Dies teilte der britische UNO-Botschafter mit. Die Mittel waren im Zuge der UNO-Sanktionen gegen die Führungsriege um den langjährigen Machthaber Muammar al-Gaddafi wegen seines Vorgehens gegen die Zivilbevölkerung eingefroren worden. Auch andere Länder wollen Mittel von gesperrten Konten zur Verwendung für humanitären Hilfsmassnahmen in Libyen freigeben.

Unterdessen machen die libyschen Rebellen Druck: Bis Samstag sollen sich die Anhänger des untergetauchten Diktators Gaddafi ergeben, sonst sei weiteres Blutvergiessen unvermeidlich. Nach Rebellenangaben kamen seit Beginn des Aufstandes gegen das Gaddafi-Regime vor sechs Monaten mindestens 50'000 Menschen ums Leben.

«Leiden muss ein Ende haben»

Angesichts der humanitären Lage fordert die UNO nun schnelles Handeln. Die humanitäre Situation erfordere dringendes Eingreifen, sagte UNO-Generalsekretär Ban Ki Moon. «Das Leiden der Bevölkerung muss ein Ende haben», betonte er am Dienstag (Ortszeit) vor dem UNO-Sicherheitsrat. Besonders wichtig sei die Wasserversorgung, da geschätzte 60 Prozent der Bevölkerung ohne sanitäre Versorgung sei.

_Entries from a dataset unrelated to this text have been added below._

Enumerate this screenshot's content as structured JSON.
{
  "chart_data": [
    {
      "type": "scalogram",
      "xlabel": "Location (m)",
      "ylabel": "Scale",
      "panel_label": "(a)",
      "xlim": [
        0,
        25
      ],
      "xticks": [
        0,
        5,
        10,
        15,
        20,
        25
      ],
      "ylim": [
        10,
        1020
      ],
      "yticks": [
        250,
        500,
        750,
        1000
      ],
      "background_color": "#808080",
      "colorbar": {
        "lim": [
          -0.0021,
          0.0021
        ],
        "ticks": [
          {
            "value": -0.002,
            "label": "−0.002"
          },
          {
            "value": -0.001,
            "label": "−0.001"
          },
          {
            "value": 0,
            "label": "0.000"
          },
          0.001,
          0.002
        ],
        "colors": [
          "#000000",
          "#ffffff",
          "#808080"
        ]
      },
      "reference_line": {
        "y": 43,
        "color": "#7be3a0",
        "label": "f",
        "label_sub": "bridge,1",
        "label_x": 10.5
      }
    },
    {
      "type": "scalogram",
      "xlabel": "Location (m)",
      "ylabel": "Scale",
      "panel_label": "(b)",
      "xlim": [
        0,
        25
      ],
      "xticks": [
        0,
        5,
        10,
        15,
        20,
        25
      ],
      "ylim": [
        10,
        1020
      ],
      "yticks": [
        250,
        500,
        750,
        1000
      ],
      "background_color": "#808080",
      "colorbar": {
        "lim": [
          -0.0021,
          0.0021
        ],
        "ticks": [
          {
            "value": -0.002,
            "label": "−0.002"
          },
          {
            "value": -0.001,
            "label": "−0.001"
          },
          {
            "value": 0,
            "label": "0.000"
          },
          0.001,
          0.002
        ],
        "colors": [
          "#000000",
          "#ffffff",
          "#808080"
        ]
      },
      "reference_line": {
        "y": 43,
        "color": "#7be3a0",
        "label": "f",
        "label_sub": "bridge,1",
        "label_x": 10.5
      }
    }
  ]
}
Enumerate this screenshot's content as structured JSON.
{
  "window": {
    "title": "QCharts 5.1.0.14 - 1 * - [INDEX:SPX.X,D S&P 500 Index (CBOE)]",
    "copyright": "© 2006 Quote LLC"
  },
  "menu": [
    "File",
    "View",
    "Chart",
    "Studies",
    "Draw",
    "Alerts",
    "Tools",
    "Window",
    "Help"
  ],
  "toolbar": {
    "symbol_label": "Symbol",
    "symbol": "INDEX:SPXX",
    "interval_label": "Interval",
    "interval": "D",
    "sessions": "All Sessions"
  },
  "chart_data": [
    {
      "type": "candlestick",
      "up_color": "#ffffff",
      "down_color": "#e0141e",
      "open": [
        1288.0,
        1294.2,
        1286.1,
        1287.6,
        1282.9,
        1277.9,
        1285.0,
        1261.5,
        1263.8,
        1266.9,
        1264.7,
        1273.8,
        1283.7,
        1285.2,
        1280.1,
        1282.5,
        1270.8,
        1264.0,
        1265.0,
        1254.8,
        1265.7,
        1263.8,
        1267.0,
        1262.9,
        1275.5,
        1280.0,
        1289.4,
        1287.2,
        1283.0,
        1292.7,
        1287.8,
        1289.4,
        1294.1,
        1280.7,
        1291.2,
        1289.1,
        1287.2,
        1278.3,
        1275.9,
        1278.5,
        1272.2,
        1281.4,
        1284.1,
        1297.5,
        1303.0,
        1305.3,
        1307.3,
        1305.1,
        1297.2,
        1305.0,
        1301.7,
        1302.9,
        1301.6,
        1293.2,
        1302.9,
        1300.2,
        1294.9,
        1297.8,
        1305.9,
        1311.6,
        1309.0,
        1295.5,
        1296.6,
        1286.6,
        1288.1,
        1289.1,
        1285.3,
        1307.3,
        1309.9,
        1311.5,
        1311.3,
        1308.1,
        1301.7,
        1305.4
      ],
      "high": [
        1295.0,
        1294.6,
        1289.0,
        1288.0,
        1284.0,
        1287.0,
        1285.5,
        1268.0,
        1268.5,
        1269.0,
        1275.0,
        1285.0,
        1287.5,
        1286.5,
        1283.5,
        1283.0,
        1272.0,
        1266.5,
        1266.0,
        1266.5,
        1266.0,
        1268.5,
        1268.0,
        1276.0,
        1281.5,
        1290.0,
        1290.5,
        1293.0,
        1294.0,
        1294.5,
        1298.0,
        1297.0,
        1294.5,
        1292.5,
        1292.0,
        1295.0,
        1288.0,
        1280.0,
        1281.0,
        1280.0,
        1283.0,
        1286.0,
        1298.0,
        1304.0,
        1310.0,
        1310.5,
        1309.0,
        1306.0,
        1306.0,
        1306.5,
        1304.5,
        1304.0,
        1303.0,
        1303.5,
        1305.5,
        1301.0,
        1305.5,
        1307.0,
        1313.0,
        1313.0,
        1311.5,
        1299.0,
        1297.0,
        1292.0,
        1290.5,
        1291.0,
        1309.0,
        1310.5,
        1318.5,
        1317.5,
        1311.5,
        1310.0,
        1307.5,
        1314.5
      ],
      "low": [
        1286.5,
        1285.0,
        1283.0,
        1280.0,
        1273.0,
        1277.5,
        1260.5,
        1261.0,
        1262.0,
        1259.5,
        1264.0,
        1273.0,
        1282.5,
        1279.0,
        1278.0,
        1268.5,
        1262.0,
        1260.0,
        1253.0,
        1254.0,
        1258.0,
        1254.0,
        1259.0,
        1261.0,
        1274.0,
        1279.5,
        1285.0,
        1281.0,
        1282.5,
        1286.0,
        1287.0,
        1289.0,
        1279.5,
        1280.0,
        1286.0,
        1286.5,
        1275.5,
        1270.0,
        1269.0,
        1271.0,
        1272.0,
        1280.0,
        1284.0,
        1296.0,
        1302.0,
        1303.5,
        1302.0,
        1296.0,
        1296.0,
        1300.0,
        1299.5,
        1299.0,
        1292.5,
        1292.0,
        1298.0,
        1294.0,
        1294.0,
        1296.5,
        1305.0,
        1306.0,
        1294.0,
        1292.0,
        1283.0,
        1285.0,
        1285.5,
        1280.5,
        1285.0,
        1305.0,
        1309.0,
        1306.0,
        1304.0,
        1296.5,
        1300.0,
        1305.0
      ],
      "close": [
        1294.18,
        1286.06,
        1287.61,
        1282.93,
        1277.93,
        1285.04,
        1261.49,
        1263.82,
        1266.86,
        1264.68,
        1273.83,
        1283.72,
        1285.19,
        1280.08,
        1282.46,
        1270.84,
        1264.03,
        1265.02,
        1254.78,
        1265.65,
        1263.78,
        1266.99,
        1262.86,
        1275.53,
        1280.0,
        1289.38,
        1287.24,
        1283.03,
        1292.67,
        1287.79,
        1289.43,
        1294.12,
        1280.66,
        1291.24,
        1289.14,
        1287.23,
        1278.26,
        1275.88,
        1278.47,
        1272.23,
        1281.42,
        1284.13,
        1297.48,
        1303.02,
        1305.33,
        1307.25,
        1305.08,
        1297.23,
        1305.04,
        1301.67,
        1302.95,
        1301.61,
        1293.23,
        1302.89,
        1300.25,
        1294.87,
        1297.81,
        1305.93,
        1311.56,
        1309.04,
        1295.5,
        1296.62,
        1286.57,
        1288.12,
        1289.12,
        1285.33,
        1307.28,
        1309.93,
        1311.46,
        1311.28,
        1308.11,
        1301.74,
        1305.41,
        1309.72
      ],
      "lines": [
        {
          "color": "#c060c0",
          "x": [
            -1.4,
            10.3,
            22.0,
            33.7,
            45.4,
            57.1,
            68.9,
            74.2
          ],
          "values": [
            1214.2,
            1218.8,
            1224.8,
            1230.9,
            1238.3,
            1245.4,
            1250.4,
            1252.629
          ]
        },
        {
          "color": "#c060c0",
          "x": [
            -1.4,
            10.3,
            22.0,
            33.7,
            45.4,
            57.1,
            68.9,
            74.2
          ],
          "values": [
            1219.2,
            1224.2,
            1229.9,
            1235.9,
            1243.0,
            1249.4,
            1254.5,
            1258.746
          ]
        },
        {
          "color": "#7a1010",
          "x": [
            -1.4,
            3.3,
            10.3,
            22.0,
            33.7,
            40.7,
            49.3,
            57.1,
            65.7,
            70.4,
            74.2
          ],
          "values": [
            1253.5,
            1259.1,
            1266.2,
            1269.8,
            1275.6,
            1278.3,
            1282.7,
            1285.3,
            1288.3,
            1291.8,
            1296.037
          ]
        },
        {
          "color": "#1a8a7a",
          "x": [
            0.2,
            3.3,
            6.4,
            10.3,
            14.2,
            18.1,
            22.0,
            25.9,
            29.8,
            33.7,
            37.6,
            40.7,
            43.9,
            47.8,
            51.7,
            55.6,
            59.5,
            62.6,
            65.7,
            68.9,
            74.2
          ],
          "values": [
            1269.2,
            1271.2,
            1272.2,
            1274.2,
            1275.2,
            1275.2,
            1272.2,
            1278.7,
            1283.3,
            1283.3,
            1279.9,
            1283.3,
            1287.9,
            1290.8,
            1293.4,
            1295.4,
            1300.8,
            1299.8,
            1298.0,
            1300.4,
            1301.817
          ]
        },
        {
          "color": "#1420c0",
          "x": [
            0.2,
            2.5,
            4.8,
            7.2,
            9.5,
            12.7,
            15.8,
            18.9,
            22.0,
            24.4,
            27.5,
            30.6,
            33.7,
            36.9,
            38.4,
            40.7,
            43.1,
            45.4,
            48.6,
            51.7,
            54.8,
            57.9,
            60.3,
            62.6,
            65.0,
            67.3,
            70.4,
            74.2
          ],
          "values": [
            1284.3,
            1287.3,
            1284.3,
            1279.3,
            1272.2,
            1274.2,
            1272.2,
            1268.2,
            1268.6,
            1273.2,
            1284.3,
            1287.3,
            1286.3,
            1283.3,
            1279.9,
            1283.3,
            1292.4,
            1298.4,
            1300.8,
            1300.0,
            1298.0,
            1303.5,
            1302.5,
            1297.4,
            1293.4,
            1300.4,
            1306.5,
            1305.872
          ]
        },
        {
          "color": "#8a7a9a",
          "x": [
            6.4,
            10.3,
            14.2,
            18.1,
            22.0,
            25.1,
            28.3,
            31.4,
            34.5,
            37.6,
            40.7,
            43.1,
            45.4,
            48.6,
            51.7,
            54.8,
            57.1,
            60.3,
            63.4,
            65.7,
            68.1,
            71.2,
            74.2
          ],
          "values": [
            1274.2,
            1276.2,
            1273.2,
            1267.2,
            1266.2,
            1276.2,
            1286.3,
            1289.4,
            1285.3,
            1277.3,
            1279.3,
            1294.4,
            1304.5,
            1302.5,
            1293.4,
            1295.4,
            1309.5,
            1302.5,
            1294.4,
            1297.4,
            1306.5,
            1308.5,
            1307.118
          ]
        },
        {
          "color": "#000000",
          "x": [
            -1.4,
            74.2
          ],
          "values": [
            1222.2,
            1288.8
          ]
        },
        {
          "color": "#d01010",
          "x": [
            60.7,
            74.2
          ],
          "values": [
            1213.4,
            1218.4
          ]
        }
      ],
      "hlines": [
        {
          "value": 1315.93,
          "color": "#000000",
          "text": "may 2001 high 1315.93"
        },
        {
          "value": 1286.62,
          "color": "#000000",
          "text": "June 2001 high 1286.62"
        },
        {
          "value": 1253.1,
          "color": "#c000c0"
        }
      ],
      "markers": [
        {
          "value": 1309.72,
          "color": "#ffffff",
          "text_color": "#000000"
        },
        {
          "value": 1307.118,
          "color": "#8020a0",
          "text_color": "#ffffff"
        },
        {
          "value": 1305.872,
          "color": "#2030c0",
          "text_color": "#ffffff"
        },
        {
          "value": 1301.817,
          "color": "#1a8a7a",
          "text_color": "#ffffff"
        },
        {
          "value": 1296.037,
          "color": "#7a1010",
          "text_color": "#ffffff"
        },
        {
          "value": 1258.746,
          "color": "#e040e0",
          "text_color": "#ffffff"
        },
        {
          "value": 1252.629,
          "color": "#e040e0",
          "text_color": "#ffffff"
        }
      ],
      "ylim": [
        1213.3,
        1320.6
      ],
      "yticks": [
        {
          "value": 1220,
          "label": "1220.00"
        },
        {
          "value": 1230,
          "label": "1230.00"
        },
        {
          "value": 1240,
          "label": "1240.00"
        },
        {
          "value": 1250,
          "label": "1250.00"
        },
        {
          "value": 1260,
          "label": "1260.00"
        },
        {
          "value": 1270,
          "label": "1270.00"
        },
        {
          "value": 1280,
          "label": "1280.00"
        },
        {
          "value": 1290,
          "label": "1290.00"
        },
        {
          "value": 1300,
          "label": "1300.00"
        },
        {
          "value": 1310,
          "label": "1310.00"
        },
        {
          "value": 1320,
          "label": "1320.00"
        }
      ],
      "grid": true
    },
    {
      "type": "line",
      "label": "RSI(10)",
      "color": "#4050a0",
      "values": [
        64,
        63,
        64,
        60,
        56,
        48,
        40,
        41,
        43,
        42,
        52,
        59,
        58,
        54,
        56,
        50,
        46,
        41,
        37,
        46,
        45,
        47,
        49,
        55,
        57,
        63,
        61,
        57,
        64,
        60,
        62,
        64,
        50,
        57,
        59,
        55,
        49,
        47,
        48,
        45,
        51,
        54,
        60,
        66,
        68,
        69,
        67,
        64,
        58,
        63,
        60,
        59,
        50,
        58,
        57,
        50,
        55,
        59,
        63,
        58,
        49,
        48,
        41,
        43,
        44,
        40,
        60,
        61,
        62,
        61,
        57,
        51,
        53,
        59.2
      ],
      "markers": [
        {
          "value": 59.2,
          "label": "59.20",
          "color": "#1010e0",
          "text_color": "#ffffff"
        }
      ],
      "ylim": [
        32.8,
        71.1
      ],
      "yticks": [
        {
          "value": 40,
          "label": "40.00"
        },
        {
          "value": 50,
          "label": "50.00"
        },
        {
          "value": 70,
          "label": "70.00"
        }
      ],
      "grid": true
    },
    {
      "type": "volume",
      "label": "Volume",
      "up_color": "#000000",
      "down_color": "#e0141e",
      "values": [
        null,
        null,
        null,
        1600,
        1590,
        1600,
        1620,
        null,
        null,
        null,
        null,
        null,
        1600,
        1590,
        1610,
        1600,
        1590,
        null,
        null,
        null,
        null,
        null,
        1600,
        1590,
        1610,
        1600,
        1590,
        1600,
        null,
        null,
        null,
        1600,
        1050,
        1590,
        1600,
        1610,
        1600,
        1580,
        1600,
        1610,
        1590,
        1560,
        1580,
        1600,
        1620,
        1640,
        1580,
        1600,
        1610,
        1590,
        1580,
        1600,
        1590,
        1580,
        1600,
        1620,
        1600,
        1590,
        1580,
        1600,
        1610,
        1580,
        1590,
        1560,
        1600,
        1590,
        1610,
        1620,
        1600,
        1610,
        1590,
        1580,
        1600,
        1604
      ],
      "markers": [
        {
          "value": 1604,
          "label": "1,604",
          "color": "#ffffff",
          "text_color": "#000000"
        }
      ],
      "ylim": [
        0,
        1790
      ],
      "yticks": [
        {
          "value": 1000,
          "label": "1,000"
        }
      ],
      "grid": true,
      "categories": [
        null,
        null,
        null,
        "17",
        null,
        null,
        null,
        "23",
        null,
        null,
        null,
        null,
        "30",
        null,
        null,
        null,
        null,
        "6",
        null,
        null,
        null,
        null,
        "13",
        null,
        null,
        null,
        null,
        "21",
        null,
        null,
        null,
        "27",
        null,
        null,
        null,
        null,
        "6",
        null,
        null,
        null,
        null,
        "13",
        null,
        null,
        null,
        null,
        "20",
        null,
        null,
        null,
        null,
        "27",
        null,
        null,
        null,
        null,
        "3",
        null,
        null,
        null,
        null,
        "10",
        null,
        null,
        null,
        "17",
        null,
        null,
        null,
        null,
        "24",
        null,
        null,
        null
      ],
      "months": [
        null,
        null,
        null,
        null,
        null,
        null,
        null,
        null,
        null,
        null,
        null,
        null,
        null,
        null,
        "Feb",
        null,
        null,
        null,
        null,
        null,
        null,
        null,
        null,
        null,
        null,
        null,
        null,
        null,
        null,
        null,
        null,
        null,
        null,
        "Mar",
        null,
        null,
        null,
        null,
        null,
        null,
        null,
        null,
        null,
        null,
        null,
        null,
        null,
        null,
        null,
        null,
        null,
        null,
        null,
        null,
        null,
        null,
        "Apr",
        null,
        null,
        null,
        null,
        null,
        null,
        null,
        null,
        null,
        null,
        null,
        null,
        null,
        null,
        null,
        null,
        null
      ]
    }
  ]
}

Frankreich brachte eine Beobachtermission ins Spiel, an der sich auch Deutschland beteiligen könne. Bei der von ihm vorgeschlagenen Beobachtermission gehe es nicht um militärische Hilfe, sagte Frankreichs Aussenminister Alain Juppé der «Frankfurter Allgemeinen Zeitung». «Man wird Beobachter nach Libyen entsenden müssen. Es braucht eine Wiederaufbautruppe, aber keine Interventionstruppe.» Frankreich «wäre froh darüber», wenn Deutschland sich an einer Beobachtermission beteiligte, sagte Juppé.

Ablehnung

Der Übergangsrat der Aufständischen steht einer solchen Mission nach UNO-Angaben aber ablehnend gegenüber. «In unseren Gesprächen mit dem NTC (Übergangsrat) wird ganz deutlich, dass die Libyer jede Art eines militärischen Einsatzes durch die UNO oder andere verhindern möchten», sagte der Libyen-Sondergesandte Ian Martin.

Am Dienstag hielten Kämpfer der ehemaligen Regierungstruppen noch Sirte sowie die Wüstenstadt Sebha im Zentrum des Landes. Nato-Kampfflugzeuge nahmen die letzten Gaddafi-Hochburgen erneut unter Beschuss. Zahlreiche Militäreinrichtungen in Sirte und in Bani Walid seien Ziel von Angriffen gewesen, teilte die Nato mit.

Unterdessen ist Gaddafis Sohn Al-Saadi nach Berichten des arabischen Senders Al-Dschasira angeblich bereit, sich den Rebellen zu ergeben. Dies habe der für Tripolis zuständige Rebellenkommandeur Abdelhakim Belhadsch gesagt, meldete der Sender am Dienstagabend.

Telefonanruf

Demzufolge habe Al-Saadi Gaddafi in einem Telefonat mit Belhadsch über die Möglichkeit, sich zu ergeben, gesprochen. Der Gaddafi-Sohn wolle Libyen nicht verlassen und suche Kontakt zum Übergangsrat, um zu verhandeln, habe Belhadsch erklärt. Anhand des Telefonanrufs glaube er auch zu wissen, wo Al-Saadi Gaddafi sich aufhalte.

Italienische Medien hatten berichtet, dass sich Al-Saadi Gaddafi zusammen mit seinem Vater nach wie vor in Libyen aufhalte und in der Wüstenstadt Bani Walid untergetaucht sei. Dagegen hatten sich Gaddafis Frau Safija, die Söhne Hannibal und Mohammed sowie die Tochter Aischa nach Algerien abgesetzt.

Die ohnehin angespannten Beziehungen zwischen den Aufständischen in Libyen und dem Nachbarland Algerien hatten sich dadurch weiter verschlechtert. Der Übergangsrat forderte von Algerien die Auslieferung der Familie Gaddafis.